To me, Janet Froelich isn’t a magazine art director. Don’t get me wrong: she is an art director, and a great one (having won more than 60 gold and silver awards from graphic design organizations, for one thing), and I have known my share of art directors, and let’s leave it at that. But Janet—who officially is the creative director of the New York Times Magazine, overseeing the look of not only the weekly magazine, but of T, our new style magazine and Play, our even newer sports magazine—she’s something else, in so many ways, but most crucially in this one way: she’s a journalist.

She starts the day like a journalist, and has for the twenty years she has worked at the Times, reading the paper, really reading the paper. She works like a journalist, understanding that every decision is a bit of a group decision, and thus not Art. (She trained as a painter, and began her career as a painter, so she knows what it is to make Art, and how making a magazine is something not quite Art). She has the temperament of a journalist, that combustible admixture of curiosity, impatience, righteousness and a keen desire to get things right and true. And like a journalist she sees the world—absorbs the world, laments the world, marvels at the world—through stories.

A story: One airliner, and then another, are piloted into the Trade Center towers. The lamentable world is raining ash and bodies on the marvelous world of lower Manhattan (where Janet has happened to live since her Artist days), and within hours, we in the magazine offices on the 8th floor of the Times Building are completely ripping up an issue set to close in seventy-two hours and beginning to plan instead, or beginning to imagine if we can plan—amid panicked calls to spouses and kids and friends and what not—a 9/11 issue. Amid the many other riddles of that terrible day, our riddle: How to conceive a cover that will not be conceived by every other magazine doing approximately what we are doing, a cover that will memorialize the event but somehow get beyond it, a cover that will tell a story—a story not just of the awful event but of our feelings about it? In meetings, and there were many meetings that day, Janet listened, questioned, jotted, interrupted, noted (she’s a journalist). Then while my colleagues and I on the editorial side talked to writers, she talked to artists downtown. Among the artists were two, Paul Myoda and Julian LaVerdiere, who had been working in a studio on the 91st floor of the north tower, conceiving a light sculpture for the building. The cover she coaxed out of them so quickly, a simple and not so simple digital manipulation of a photograph by Times photographer Fred Conrad, is called “The Phantom Towers,” and became not only an icon of the tragic attack but inspired a real-world, scaled-up doppelganger: actual lights projected upwards, ghost-limb-like, from Ground Zero, just like our cover. Our most memorable cover. Ever.

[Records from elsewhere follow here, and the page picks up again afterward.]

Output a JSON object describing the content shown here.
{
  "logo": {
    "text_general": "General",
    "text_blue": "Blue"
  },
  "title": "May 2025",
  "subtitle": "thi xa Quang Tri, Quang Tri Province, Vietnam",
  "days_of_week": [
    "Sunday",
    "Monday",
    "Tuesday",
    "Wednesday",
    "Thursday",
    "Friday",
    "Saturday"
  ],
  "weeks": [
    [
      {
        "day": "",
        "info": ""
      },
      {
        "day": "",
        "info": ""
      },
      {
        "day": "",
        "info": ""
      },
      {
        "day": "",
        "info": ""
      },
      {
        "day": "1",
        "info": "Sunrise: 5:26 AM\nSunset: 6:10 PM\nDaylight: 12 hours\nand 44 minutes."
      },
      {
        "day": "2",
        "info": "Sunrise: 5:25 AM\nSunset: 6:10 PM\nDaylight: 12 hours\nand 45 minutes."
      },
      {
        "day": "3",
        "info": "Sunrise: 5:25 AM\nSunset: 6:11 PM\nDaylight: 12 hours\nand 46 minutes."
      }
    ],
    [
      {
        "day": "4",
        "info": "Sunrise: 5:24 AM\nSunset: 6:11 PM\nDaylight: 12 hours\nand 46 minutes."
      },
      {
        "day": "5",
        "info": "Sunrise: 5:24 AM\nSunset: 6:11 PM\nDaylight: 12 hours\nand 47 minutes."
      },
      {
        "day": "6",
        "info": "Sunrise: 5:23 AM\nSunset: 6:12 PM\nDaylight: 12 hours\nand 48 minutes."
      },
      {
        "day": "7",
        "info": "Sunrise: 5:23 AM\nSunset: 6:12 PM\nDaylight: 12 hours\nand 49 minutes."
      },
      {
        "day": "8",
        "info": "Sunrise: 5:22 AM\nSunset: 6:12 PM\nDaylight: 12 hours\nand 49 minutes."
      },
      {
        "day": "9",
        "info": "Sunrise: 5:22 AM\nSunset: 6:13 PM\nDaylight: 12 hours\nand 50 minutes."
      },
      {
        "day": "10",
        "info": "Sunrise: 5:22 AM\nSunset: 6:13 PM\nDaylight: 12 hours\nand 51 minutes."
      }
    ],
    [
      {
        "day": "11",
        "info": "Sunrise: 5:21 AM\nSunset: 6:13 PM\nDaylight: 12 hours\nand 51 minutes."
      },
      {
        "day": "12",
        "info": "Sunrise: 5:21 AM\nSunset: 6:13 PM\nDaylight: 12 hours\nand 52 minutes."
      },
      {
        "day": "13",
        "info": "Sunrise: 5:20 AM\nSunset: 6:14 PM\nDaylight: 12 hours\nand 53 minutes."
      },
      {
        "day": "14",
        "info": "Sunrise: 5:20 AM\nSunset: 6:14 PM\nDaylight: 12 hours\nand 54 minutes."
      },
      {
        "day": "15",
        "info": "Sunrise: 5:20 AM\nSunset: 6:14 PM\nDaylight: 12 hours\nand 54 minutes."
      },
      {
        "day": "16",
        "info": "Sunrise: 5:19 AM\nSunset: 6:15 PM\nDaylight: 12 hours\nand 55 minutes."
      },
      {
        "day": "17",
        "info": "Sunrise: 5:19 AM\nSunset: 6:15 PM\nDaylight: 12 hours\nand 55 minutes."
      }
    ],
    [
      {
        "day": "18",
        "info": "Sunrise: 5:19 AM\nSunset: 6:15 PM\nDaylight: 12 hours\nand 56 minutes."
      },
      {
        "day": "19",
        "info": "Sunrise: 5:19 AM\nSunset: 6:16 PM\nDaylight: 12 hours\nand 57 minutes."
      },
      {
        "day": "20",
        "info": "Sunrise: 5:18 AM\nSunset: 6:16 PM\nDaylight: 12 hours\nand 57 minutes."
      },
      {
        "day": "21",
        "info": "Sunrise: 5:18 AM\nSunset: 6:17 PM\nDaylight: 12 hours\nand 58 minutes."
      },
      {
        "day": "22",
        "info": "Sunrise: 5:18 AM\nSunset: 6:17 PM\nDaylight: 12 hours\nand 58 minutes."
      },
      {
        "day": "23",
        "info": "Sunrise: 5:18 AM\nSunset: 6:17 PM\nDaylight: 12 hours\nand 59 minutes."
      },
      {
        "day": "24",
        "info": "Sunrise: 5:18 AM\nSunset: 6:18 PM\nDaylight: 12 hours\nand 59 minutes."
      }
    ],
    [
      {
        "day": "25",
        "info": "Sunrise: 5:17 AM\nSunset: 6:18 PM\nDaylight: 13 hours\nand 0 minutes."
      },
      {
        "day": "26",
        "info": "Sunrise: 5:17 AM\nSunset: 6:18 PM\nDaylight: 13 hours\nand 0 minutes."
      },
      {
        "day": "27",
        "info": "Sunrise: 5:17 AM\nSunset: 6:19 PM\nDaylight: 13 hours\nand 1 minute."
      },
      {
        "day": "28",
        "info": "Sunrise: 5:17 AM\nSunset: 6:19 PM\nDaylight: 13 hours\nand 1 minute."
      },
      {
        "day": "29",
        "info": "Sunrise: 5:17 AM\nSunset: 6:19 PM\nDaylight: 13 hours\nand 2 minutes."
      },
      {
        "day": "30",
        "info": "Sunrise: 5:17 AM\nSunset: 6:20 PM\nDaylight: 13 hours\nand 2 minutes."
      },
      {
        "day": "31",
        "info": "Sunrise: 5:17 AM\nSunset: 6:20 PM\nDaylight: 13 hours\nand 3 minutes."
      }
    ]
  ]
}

A journalist, doing with concepts and photographers and illustrations and type treatment what we editors do with words: that’s how I have always thought of Janet. A rarity, but maybe not forever. So many young designers have passed through our art department in the years we have worked together, and so much has rubbed off on them. Janet mentors like a journalist, too. Among those she has mentored, along with so many young art directors around town, is me. She’s taught me how to think and edit visually. Now the two of us—the art director who’s a journalist, the journalist who’s learned to think like an art director—now we are able to speak a common language. How many editors can say that about their magazine’s art director?

– Gerald Marzorati
Editor-in-Chief, The New York Times Magazine

Please note: Content of biography is presented here as it was published in 2006.